Diagnostic Accuracy of Multimodal LLMs in Differentiating Epileptic from Non-epileptic Events in Smartphone Recorded Videos
Anshum Patel1, Sai Krishna Vallamchetla1, adrian safa1, Caroline Tatit1, Alicia Kissinger-Knox1, Mark Roberts2, Olivia Bestic1, William Tatum1, Brin Freund1
1Neurology Department, Mayo Clinic, Florida, 2Department of Information Technology, Mayo Clinic, Rochester, MN
Objective:

We evaluated the accuracy of sequential LLMs in differentiating seizure types from smartphone videos without clinical context.

Background:
Differentiating epileptics from functional seizures is a clinical challenge. While smartphone videos can aid diagnosis, they often require expert review, causing delays.

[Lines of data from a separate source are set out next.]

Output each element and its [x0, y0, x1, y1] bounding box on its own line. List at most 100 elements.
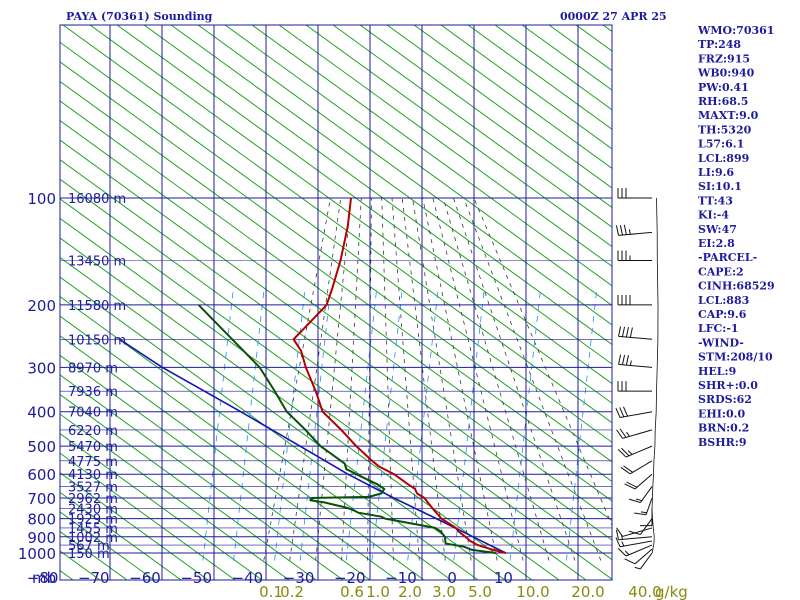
index-value: BSHR:9	[698, 436, 747, 449]
height-label: 5470 m	[68, 440, 118, 455]
dry-adiabat-line	[60, 217, 560, 580]
dry-adiabat-line	[170, 25, 612, 346]
wind-barb-shaft	[645, 497, 653, 515]
pressure-label: 600	[27, 466, 56, 484]
parcel-trace	[119, 338, 507, 554]
mixing-ratio-line	[233, 288, 265, 561]
wind-barb	[620, 460, 653, 475]
dry-adiabat-line	[60, 100, 612, 502]
wind-barb-flag	[624, 558, 636, 565]
dry-adiabat-line	[386, 25, 612, 189]
index-value: LCL:883	[698, 294, 749, 307]
height-label: 10150 m	[68, 333, 126, 348]
mixing-ratio-line	[407, 288, 439, 561]
index-value: SI:10.1	[698, 180, 742, 193]
wind-barb-flag	[618, 326, 622, 337]
mixing-ratio-label: 20.0	[571, 583, 604, 600]
index-value: TT:43	[698, 194, 733, 207]
mixing-ratio-label: 1.0	[366, 583, 390, 600]
pressure-label: 300	[27, 359, 56, 377]
wind-barb	[617, 445, 653, 458]
index-value: WB0:940	[697, 67, 755, 80]
moist-adiabat-line	[401, 197, 446, 561]
wind-barb-flag	[624, 483, 636, 490]
temperature-trace	[292, 197, 507, 554]
moist-adiabat-line	[381, 197, 394, 561]
wind-barb	[624, 548, 653, 565]
wind-barb-flag	[619, 407, 625, 418]
pressure-label: 1000	[18, 545, 56, 563]
dry-adiabat-line	[60, 315, 425, 580]
wind-barb	[615, 406, 653, 419]
dry-adiabat-line	[60, 335, 398, 580]
wind-barb	[634, 552, 653, 570]
mixing-ratio-label: 10.0	[516, 583, 549, 600]
dry-adiabat-line	[60, 393, 317, 580]
wind-barb	[616, 527, 653, 537]
plot-frame	[59, 24, 613, 581]
mixing-ratio-label: 3.0	[432, 583, 456, 600]
dry-adiabat-line	[60, 276, 479, 580]
pressure-label: 500	[27, 438, 56, 456]
moist-adiabat-line	[453, 197, 576, 561]
wind-barb-shaft	[639, 486, 653, 503]
pressure-label: 100	[27, 190, 56, 208]
wind-barb-flag	[623, 406, 629, 417]
wind-barb-shaft	[618, 335, 653, 340]
temperature-tick-label: 10	[494, 569, 513, 587]
wind-barb-flag	[621, 354, 626, 365]
index-value: LFC:-1	[698, 322, 739, 335]
wind-barb	[617, 188, 652, 199]
temperature-tick-label: −10	[385, 569, 417, 587]
wind-barb-half-flag	[626, 431, 630, 437]
dry-adiabat-line	[413, 25, 612, 170]
index-value: SRDS:62	[698, 393, 752, 406]
index-value: EHI:0.0	[698, 407, 745, 420]
height-label: 567 m	[68, 539, 110, 554]
index-value: HEL:9	[698, 365, 736, 378]
index-value: -PARCEL-	[698, 251, 757, 264]
index-value: BRN:0.2	[698, 422, 749, 435]
wind-barb-flag	[620, 447, 630, 457]
dry-adiabat-line	[197, 25, 612, 326]
dry-adiabat-line	[60, 452, 236, 580]
moist-adiabat-line	[473, 197, 612, 527]
wind-barb	[640, 508, 653, 527]
wind-barb-shaft	[634, 548, 653, 565]
wind-barb-shaft	[629, 460, 653, 475]
height-label: 7936 m	[68, 385, 118, 400]
wind-barb-half-flag	[629, 360, 632, 366]
wind-barb-flag	[619, 225, 623, 236]
wind-barb-shaft	[625, 445, 653, 458]
wind-barb	[618, 326, 653, 340]
wind-barb-flag	[629, 327, 633, 338]
index-value: CINH:68529	[698, 280, 775, 293]
dry-adiabat-line	[116, 25, 612, 385]
wind-barb-flag	[625, 355, 629, 366]
sounding-time: 0000Z 27 APR 25	[560, 10, 667, 23]
dry-adiabat-line	[60, 61, 612, 463]
wind-barb-flag	[620, 467, 631, 475]
wind-barb-flag	[615, 537, 621, 547]
dry-adiabat-line	[60, 159, 612, 561]
index-value: CAPE:2	[698, 265, 744, 278]
mixing-ratio-line	[509, 288, 541, 561]
pressure-label: 800	[27, 511, 56, 529]
moist-adiabat-line	[315, 197, 352, 561]
wind-barb-shaft	[639, 552, 653, 570]
wind-barb-flag	[623, 465, 634, 473]
dry-adiabat-line	[60, 354, 371, 580]
wind-profile-trace	[651, 197, 659, 554]
wind-barb-half-flag	[634, 566, 641, 570]
height-label: 11580 m	[68, 299, 126, 314]
height-label: 2962 m	[68, 492, 118, 507]
mixing-ratio-line	[202, 288, 234, 561]
height-label: 6220 m	[68, 424, 118, 439]
wind-barb-flag	[616, 429, 623, 439]
wind-barb	[628, 518, 653, 536]
station-title: PAYA (70361) Sounding	[66, 10, 213, 23]
pressure-label: 200	[27, 297, 56, 315]
wind-barb-half-flag	[640, 511, 647, 514]
index-value: PW:0.41	[698, 81, 749, 94]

Multimodal large language models (LLMs) may offer a solution, but their diagnostic performance is unstudied.
Design/Methods:

In this prospective diagnostic study at a single tertiary care epilepsy center, we collected 24 smartphone videos from 15 adult patients undergoing evaluation for paroxysmal events. Each video was independently analyzed by four successive multimodal LLMs (Gemini 1.5 Pro, 2.0 Flash, 2.5 Flash, and 2.5 Pro) using a standardized prompt, without access to clinical information. The primary outcome was diagnostic accuracy compared with a gold-standard diagnosis established by video-electroencephalography monitoring. Secondary outcomes included standard diagnostic metrics and an analysis of model-reported confidence scores.

Results:

Of the 24 events, 19 (79.2%) were epileptic and 5 (20.8%) were functional. Diagnostic accuracy improved with successive models: Gemini 1.5 Pro (33.3%), Gemini 2.0 Flash (25.0%), and both Gemini 2.5 Flash and Pro (54.2%). The accuracy of Gemini 2.5 Pro was significantly higher than that of Gemini 1.5 Pro (p=0.01) and Gemini 2.0 Flash (p=0.003). Performance was influenced by video features; for instance, diagnosis was more accurate when videos focused on the upper body/face compared to a whole-body view for Gemini 2.5 Flash (90.0% vs. 28.6%, p=0.004) and Gemini 2.5 Pro (80.0% vs. 35.7%, p=0.04). All models reported high confidence (median score, 8.0-9.0), but these scores were poorly calibrated and did not correlate with diagnostic correctness.

Conclusions:

Successive LLMs show improved yet modest accuracy for seizure classification from video alone highlighting the need for domain-specific fine-tuning and rigorous validation before clinical implementation.